Why do I gaze at the crown of thorns placed just so atop a dead man’s head while one of my own tightens around my still-living neck, pricking and scraping, drawing life by the minute?
Five loaves and two fish are filling but do nothing to fill the knowledge-hungry thirst that our souls entwined when we pick the forbidden apple.
“nourish this soil, for it is my body”, she says, “and dance in the rain, for it is my blood. Bite the hand that feeds you. Be wary of the medicines of a man who poisoned it all from the beginning.”
“now go,” she says, “doom the men, eat the damned apple and then devour them too, with all the mercy that they show to those who dare learn. Go. Go. And bring your spade.
For god created mean
But woman created revolution.

We are still tornadoes //

Sometimes I think of my crime, sometimes I think of my punishment, and then I think that they’re one in the same.
Murder was never seen as holy but sacrifice was, and isn’t that just what I wanted?

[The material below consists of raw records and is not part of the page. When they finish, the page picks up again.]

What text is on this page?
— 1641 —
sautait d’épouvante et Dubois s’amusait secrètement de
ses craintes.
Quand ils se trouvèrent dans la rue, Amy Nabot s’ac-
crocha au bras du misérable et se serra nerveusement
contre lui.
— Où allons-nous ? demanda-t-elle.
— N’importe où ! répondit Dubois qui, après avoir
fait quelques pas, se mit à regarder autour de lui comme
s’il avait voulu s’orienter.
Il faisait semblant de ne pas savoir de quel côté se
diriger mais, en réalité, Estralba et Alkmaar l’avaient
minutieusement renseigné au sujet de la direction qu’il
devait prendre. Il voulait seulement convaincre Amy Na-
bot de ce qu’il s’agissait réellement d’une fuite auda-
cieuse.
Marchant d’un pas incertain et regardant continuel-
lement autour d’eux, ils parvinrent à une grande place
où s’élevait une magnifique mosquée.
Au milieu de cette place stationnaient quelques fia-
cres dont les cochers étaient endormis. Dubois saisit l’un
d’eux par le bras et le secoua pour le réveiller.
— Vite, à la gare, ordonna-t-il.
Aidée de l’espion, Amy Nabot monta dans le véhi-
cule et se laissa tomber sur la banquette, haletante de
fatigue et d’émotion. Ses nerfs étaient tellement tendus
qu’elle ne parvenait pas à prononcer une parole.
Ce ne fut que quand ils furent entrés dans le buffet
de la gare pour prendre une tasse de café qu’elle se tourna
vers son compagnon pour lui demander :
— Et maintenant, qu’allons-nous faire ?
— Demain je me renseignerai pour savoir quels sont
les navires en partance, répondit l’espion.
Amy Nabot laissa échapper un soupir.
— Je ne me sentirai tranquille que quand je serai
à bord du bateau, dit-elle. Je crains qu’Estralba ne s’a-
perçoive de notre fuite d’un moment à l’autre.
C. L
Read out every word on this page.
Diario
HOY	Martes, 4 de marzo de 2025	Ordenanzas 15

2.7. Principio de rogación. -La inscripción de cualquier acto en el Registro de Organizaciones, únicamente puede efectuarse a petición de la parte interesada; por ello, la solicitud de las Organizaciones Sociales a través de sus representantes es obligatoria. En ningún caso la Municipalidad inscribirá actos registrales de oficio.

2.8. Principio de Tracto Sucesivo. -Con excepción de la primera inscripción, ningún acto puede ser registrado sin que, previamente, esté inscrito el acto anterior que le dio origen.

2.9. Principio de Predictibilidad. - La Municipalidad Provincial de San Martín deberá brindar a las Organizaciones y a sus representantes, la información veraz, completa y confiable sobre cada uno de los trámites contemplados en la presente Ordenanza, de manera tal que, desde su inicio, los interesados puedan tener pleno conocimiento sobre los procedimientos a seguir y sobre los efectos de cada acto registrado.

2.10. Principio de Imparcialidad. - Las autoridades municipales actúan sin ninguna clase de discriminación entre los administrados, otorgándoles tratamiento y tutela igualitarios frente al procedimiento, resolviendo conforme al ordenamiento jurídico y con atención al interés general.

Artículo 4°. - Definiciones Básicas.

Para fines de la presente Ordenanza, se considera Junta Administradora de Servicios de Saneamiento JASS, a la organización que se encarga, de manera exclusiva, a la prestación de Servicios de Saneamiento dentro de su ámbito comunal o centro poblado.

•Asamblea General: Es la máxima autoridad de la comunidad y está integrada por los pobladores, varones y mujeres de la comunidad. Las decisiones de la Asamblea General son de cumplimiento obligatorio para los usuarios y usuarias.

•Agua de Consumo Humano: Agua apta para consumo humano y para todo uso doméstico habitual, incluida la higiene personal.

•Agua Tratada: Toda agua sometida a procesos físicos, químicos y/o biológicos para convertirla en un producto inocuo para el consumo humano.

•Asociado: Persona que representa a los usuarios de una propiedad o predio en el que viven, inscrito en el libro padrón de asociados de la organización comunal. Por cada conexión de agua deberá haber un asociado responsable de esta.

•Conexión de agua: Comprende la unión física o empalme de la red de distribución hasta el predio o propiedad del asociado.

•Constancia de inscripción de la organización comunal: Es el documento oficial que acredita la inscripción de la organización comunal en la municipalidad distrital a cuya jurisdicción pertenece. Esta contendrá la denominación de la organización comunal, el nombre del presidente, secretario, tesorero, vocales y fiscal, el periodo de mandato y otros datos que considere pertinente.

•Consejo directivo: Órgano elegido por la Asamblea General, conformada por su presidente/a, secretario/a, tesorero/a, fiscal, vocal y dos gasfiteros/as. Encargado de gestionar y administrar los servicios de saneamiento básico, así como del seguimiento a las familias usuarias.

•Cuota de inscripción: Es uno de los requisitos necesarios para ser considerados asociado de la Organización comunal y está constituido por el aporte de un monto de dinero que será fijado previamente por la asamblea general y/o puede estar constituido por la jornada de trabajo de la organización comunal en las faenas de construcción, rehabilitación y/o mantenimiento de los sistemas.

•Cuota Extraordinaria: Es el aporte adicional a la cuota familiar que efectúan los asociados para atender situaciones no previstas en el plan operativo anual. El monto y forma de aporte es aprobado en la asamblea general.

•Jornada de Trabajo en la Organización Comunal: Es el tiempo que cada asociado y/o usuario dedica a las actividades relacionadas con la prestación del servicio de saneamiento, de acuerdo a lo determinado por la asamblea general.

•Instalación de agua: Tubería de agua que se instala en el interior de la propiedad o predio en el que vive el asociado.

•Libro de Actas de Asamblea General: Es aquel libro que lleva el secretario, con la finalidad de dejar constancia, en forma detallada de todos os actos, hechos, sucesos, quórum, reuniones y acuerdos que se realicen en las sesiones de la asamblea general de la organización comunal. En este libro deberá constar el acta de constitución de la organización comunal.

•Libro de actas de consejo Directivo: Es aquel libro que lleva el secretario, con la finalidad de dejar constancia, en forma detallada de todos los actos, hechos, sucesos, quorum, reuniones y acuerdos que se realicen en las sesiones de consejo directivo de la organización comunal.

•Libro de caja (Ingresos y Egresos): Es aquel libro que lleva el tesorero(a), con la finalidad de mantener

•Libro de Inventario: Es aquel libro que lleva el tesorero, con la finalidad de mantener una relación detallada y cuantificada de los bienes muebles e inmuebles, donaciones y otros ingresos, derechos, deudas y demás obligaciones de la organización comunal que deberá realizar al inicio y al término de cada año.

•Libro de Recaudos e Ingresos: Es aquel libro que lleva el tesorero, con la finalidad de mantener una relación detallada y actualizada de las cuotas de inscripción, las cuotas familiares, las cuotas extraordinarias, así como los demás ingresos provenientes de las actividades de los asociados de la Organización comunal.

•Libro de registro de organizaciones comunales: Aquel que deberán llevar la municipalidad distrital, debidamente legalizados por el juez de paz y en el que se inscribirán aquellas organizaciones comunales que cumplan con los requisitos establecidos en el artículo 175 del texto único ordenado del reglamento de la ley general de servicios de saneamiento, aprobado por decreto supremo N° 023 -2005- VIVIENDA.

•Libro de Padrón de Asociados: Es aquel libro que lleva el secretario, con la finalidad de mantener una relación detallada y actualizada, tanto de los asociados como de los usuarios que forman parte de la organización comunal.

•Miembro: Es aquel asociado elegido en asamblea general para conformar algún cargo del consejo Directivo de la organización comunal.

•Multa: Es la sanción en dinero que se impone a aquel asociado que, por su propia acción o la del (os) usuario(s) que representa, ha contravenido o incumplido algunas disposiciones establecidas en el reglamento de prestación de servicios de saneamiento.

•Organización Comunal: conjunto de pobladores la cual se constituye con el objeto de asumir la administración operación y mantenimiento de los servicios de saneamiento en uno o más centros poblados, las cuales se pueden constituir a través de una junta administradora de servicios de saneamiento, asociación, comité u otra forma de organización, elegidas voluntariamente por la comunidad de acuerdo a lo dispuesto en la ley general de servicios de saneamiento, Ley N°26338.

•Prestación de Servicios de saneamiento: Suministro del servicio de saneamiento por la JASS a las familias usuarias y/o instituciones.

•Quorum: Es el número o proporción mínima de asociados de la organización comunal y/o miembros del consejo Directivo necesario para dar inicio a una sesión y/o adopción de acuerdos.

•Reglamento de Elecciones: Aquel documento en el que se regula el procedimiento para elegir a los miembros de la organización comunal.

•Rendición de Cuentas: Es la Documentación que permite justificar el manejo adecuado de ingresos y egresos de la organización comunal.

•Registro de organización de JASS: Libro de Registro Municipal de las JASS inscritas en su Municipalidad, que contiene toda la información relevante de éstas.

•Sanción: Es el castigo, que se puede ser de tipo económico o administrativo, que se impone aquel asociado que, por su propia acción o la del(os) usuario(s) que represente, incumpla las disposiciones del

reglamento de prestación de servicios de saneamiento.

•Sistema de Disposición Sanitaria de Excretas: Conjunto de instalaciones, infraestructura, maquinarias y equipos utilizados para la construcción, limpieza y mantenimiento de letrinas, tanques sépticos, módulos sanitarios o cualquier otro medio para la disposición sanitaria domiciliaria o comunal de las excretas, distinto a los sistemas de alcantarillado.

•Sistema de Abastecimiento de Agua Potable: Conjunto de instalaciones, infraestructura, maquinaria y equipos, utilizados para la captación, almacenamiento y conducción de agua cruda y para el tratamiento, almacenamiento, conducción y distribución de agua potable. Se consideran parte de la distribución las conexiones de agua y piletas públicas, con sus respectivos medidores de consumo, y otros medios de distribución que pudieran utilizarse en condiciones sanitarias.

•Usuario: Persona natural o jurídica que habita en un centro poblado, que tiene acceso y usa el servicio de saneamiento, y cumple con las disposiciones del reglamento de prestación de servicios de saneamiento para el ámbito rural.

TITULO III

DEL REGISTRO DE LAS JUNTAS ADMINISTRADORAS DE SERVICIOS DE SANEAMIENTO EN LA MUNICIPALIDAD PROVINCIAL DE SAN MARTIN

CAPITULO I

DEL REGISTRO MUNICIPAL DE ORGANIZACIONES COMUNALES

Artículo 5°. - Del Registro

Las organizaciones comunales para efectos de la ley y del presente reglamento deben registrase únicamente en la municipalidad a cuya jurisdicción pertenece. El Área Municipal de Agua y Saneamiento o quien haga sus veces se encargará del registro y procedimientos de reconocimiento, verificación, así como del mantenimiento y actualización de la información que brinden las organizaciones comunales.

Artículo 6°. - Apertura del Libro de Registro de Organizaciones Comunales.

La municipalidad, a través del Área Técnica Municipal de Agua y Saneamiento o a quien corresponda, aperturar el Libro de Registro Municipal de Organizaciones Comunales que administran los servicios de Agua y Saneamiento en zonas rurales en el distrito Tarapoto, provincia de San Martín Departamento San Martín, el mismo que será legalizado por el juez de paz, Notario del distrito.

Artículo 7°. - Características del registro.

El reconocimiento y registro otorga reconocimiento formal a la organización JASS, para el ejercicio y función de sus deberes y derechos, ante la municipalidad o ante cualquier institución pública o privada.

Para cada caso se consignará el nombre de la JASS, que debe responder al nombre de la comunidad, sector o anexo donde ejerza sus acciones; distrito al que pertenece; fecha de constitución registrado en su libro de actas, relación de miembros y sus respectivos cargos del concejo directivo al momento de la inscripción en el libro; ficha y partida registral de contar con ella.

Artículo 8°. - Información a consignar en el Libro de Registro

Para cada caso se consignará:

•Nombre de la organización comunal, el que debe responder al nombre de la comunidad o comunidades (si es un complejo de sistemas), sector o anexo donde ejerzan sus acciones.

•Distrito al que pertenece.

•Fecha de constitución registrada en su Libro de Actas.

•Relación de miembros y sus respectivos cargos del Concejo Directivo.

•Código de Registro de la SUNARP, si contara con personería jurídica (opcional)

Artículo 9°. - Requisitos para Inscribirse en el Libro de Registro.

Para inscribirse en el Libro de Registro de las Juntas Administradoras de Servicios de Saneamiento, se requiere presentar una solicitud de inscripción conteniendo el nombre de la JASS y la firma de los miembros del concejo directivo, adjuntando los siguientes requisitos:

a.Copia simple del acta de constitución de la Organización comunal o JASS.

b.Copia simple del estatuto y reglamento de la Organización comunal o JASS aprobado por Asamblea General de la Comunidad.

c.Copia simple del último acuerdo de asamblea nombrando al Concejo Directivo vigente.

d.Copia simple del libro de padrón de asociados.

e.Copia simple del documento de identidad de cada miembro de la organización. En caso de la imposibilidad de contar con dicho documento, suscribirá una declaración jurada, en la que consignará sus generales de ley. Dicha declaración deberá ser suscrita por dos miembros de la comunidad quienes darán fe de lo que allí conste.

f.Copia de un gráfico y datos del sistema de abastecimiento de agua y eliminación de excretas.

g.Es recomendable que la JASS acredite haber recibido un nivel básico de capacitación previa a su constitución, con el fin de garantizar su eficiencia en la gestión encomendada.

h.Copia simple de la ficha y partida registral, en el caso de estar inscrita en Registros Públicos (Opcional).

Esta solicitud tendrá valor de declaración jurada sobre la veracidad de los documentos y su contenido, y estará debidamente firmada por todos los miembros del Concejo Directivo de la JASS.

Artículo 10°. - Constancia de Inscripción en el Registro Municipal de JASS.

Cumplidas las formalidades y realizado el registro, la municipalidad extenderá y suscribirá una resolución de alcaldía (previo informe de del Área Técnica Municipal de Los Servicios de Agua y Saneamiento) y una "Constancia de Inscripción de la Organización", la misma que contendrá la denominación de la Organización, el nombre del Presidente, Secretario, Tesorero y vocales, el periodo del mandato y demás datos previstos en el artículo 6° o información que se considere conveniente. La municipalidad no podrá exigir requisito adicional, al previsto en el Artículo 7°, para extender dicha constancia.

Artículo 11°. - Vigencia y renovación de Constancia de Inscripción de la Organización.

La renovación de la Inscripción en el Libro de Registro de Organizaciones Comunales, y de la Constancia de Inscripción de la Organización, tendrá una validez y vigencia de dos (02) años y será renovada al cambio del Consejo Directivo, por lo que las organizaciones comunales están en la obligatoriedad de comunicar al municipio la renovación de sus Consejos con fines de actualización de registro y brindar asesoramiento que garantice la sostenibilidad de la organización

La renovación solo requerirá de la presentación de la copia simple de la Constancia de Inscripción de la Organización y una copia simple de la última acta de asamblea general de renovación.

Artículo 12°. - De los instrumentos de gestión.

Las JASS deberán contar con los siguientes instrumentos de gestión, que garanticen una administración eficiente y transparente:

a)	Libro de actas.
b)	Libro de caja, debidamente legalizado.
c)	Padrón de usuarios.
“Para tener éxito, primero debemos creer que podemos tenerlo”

There was never any blood on my hands, just a mess of cherry pulp I still scrape from under my nails.
My appetite goes beyond me, it thirsts for things it can never have, it buries itself in my bones until they ache,
I have no handle on things, I have no point, yet I cut to the edge, I cut down the middle, juice flows between my fingers and god I wish it was blood, god I wish it were you,
We are still tornadoes, on the very of undone, one already destroying valleys of flesh, the other destroying herself, a name brand that stayed even when she scrubbed it off,
This perfume was never something I asked for, the scent of what you’d done to me, the curling of my stomach while I finished you off, warmth seeping between my lips, my thighs, something no matter how many times I shower something I feel.
We are still tornadoes and I am still a drag.